São essas características, a sua condição de cidadãos particulares, que nos desafiam enquanto sociedade a encontrar respostas para responder aos seus Direitos de Provisão e Proteção, mesmo em situações difíceis.
Mas as crianças têm também direito a ser ouvidas nos assuntos que lhes dizem respeito.
No entanto, a pandemia mostrou que os direitos de Participação não são socialmente assumidos, a julgar pelo número de vezes que as crianças foram ouvidas relativamente a todas as mudanças nas suas vidas, decorrentes da pandemia.
A participação das crianças torna-as visíveis, ajuda a desocultar problemas, nomeadamente aqueles que são relativos aos Direitos de Provisão e Proteção. Além disso, as crianças têm soluções para problemas que não ocorrem aos adultos.
Do ponto de vista educativo o que precisamos fazer em prol das crianças já tinha sido elencado antes da pandemia, apenas se tornou mais evidente e urgente.

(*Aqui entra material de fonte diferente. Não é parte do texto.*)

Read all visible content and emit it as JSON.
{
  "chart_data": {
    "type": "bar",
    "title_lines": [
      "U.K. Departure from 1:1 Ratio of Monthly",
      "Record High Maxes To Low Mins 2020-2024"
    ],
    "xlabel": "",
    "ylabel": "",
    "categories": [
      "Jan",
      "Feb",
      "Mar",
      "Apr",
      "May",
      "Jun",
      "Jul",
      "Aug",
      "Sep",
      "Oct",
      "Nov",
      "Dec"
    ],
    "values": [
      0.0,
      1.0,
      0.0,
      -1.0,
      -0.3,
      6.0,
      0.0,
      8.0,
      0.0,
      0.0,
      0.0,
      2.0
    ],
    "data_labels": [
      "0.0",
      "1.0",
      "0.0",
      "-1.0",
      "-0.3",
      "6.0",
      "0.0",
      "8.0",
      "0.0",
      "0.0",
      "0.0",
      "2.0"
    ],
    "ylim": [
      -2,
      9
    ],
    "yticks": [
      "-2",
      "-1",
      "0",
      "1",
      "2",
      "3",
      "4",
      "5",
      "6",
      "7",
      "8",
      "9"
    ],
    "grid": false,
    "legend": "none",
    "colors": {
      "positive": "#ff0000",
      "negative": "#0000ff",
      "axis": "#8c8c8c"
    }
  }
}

Precisamos de um sistema educativo que se oriente pela ideia de um futuro melhor para todos e que terá necessariamente a sustentabilidade do planeta como grande temática educativa. Um sistema educativo com a consciência de que esse futuro depende da qualidade educativa que formos capazes de criar no presente.
E, sobre essa qualidade educativa, apesar da subjetividade cultural do conceito, sabemos que há recursos que são determinantes. É necessário olhar para esses recursos, para o que temos e para o que nos falta.
Focando-me na Educação de Infância diria que:
- Precisamos de profissionais que, para além de qualificados, terão de sentir-se envolvidos e motivados para poder estabelecer relações positivas com famílias e crianças. Profissionais sensíveis às necessidades emocionais e cognitivas das crianças, para poder escutar, estimular e envolver-se em comunidades de aprendizagem, trabalhando em equipa com outros profissionais;
- Precisamos de espaços e materiais adequados para a realização de experiências essenciais na infância, de que destaco o brincar em todas as suas tipologias, o movimento, as experiências na natureza, assim como as experiências culturais e artísticas;
- Precisamos de comunidades que olhem para o espaço educativo da creche e do jardim de infância como centrais, mas que, simultaneamente, os identifiquem como mais um e não o único onde as crianças têm oportunidade de fazer experiências, brincar, viver as suas infâncias. Os espaços urbanos têm de responder às necessidades das crianças, ser amigáveis, para poder ser habitados por elas;
- Precisamos de famílias com recursos materiais e parentais, ou respostas para a falta deles, que lhes permitam cuidar e educar as suas crianças. Há famílias a que faltam recursos, a que faltam as condições laborais adequadas e há também aquelas que necessitam ser apoiadas ao nível das suas competências parentais;
- Precisamos de articulação de serviços na comunidade, que possibilitem uma resposta coerente e concertada às necessidades das crianças e das suas famílias, sobretudo agora que os problemas se intensificam, nomeadamente ao nível da saúde mental. Muitas respostas dispersas e colocadas em serviços centrais não ajudam quem delas precisa;
- Precisamos de contar com a participação das crianças para ultrapassar esta pandemia e os problemas que dela decorrem, assim como todas as pandemias que poderemos vir a ter de enfrentar no futuro.